In recent years revelations from the press, Congress, and Defense Department documents revealed that psychologists have played a central role in Bush administration detainee abuse. These reports conclusively demonstrate that psychologists designed, implemented, disseminated, and standardized detention and interrogation practices that frequently amounted to torture.And a link to a statement from Frank Donaghue, CEO of Physicians for Human Rights:
The passage of this referendum constitutes a decisive repudiation of the APA leadership’s long-standing policy encouraging psychologist participation in interrogations and other activities in military and CIA detention facilities that have repeatedly been found to violate international law and the Constitution. In 2005, the APA’s orchestrated Presidential Task Force on Psychological Ethics and National Security [PENS] declared that psychologists’ participation in interrogations in these sites helped keep interrogations there “safe, legal, an ethical.” Although APA followed this report with resolutions ostensibly condemning participation in torture, the resolutions continued to permit psychologists to serve in sites where human rights are routinely violated. The APA membership has now rejected APA policy in favor of one refusing psychologist participation in the running of detention facilities operating against the law and professional ethics....
Referendum proponents collected over 1,000 signatures, forcing APA to submit the policy change to a mail ballot of the entire membership. The ballots went out on August 1 and votes received as of Monday, September 15th were counted. The referendum passed with 8,792 [58.8% ] YES votes to 6,157 votes against. The turnout was the highest ever in APA history.

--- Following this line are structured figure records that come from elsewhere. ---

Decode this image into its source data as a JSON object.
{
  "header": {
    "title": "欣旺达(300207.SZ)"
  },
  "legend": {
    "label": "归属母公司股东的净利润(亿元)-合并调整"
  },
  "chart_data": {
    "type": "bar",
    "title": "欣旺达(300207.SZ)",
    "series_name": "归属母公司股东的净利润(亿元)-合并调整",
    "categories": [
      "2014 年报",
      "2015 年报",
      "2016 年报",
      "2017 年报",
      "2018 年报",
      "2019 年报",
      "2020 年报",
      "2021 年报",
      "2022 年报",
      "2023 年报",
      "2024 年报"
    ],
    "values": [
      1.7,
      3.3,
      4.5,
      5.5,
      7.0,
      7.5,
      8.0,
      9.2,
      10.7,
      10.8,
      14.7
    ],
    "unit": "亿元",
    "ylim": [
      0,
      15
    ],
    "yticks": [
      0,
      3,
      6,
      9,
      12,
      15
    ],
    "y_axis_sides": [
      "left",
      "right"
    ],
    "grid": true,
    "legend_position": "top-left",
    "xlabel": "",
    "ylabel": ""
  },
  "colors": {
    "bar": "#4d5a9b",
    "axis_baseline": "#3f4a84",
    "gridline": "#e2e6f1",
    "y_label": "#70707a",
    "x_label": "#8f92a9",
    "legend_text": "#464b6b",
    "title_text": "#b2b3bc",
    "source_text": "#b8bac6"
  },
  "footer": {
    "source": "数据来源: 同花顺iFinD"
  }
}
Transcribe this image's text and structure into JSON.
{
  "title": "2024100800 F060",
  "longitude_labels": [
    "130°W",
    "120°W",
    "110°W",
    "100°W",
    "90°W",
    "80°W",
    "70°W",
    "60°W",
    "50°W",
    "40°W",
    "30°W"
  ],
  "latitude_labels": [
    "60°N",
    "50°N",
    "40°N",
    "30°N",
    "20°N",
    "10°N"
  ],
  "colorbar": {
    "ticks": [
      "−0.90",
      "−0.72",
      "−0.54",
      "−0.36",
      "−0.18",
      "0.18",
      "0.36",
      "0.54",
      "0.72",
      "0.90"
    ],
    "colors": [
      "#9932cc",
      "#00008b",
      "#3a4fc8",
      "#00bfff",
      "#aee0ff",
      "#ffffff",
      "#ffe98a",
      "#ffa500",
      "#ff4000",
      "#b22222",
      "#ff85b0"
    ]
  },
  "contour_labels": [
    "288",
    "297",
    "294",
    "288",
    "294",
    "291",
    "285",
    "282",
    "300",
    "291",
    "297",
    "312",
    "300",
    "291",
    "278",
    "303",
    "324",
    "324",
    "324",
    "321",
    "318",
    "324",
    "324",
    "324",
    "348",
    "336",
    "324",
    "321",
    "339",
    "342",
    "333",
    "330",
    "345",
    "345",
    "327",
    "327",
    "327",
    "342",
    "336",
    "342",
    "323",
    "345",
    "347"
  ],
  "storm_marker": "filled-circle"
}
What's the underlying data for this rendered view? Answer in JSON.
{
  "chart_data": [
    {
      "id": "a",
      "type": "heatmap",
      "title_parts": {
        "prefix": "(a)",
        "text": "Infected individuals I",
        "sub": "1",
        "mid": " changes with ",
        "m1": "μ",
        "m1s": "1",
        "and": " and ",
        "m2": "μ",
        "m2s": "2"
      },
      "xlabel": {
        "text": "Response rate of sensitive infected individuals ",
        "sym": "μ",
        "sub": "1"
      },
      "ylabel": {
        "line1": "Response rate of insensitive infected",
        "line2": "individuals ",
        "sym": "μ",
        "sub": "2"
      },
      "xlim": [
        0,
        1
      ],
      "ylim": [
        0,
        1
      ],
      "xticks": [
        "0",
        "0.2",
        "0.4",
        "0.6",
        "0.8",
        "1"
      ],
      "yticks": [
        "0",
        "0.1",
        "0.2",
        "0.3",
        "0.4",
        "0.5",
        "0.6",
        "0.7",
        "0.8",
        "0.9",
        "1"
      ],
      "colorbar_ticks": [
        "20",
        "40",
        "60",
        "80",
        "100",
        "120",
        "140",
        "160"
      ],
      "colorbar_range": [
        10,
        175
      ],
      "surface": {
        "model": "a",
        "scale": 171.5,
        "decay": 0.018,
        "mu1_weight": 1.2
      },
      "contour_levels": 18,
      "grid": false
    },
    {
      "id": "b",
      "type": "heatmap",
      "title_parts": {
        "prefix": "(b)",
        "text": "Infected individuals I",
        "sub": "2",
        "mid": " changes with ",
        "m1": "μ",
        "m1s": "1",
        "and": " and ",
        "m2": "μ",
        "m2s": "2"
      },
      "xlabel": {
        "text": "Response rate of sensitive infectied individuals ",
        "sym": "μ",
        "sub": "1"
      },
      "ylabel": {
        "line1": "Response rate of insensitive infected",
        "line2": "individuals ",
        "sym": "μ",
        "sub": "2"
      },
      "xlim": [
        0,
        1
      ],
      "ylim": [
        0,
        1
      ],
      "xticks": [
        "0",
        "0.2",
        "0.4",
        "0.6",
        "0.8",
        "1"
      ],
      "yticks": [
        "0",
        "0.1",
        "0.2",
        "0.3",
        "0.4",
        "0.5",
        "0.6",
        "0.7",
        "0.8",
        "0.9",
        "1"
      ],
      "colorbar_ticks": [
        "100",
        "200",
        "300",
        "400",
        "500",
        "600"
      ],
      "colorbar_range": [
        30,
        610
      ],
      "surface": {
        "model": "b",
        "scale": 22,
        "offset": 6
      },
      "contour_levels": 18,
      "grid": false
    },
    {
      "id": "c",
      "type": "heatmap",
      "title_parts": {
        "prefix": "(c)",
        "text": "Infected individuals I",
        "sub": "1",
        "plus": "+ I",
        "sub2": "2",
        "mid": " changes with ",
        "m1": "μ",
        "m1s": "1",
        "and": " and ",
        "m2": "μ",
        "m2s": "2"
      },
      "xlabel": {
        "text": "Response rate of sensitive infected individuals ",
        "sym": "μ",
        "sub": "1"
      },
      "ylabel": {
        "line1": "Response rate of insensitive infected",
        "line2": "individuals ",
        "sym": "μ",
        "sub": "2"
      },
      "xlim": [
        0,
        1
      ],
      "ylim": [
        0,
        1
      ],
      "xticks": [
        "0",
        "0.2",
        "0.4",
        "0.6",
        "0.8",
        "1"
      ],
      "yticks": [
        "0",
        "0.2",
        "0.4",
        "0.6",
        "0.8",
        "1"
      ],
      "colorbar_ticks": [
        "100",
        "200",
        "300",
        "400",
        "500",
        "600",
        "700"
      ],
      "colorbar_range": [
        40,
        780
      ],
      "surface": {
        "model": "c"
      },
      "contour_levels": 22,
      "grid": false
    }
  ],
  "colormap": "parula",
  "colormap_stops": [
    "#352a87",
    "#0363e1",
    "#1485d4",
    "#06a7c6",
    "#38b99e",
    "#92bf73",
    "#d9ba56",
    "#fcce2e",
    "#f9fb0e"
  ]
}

"With this vote APA members have taken a major step toward restoring unimpeachable ethical standards by prohibiting its members from participating at sites that violate human rights and international law. But until APA communicates this new policy to the White House, the Department of Defense and the CIA, the abuses might continue. We must assure that the policy is implemented quickly" said Steven Reisner, a New York psychologist who is running for APA President.
Today PHR salutes the American Psychological Association (APA) membership for restoring the APA's commitment to human rights and medical ethics. For years, the APA has failed to fully address US psychologists' involvement in torture in Iraq, at Guantanamo Bay, and CIA black sites. This historic vote has moved the APA closer to joining the ranks of the American Medical Association and the American Psychiatric Association, which have repudiated health professional involvement in interrogations.Also, by Tuesday night, the New York Times' Benedict Carey had an article on the vote posted online. Sad to say, Carey follows the APA script stating, "The association’s bylaws require that it institute the policy at the next annual meeting, in August 2009." Except, I don't know what bylaws state that. The assertion sounds like a deliberate policy of delay in implementation of the new, more stringent anti-torture, anti-abuse policy. You can hear the wheels of delay slowly grinding in Carey's quote from APA President Kazdin:
"This turn-around follows revelations by the media and Congress of the central role psychologists played in the design, supervision, and implementation of a regime of psychological and physical torture against detainees held in CIA and Department of Defense custody. For example, CIA psychologists James Mitchell and Bruce Jessen have been implicated in the torture of Abu Zubaydah and others.
“The good part of this is that the membership has spoken, the process worked, and we’re going to follow it,” said Alan E. Kazdin, the association’s president and a psychologist at Yale University. “Will everyone be happy? Well, it’s a typical human enterprise, and there are nuanced positions on both sides. So, we’ll see.”What do the APA Bylaws say on the issue of implementation of a resolution (and keep in mind, a petition-initiated resolution like the one passed here has never before occurred in APA's history)?
Article X of the APA Bylaws, "Nominations and Elections," states (emphasis added):
The Election Committee shall also secure reports from the Divisions and from the State/Provincial Associations of the results of all elections conducted by them. The election results shall be reported by the Election Committee to the Board of Directors and Council within thirty days after the ballot closes.Article XX of the Bylaws, on "Amendments," states, in part:
Forty five days after the date of sending, the poll shall be closed and the votes counted by the Election Committee, which shall certify the result to Council at its next meeting, at which time the amendment, if passed by two thirds of all the Members voting, shall take effect.
That next meeting is in February 2009, not August 2009. Besides, certification of the result is not the same as instituting the policy change immediately, which ethically, and morally, APA is bound to do.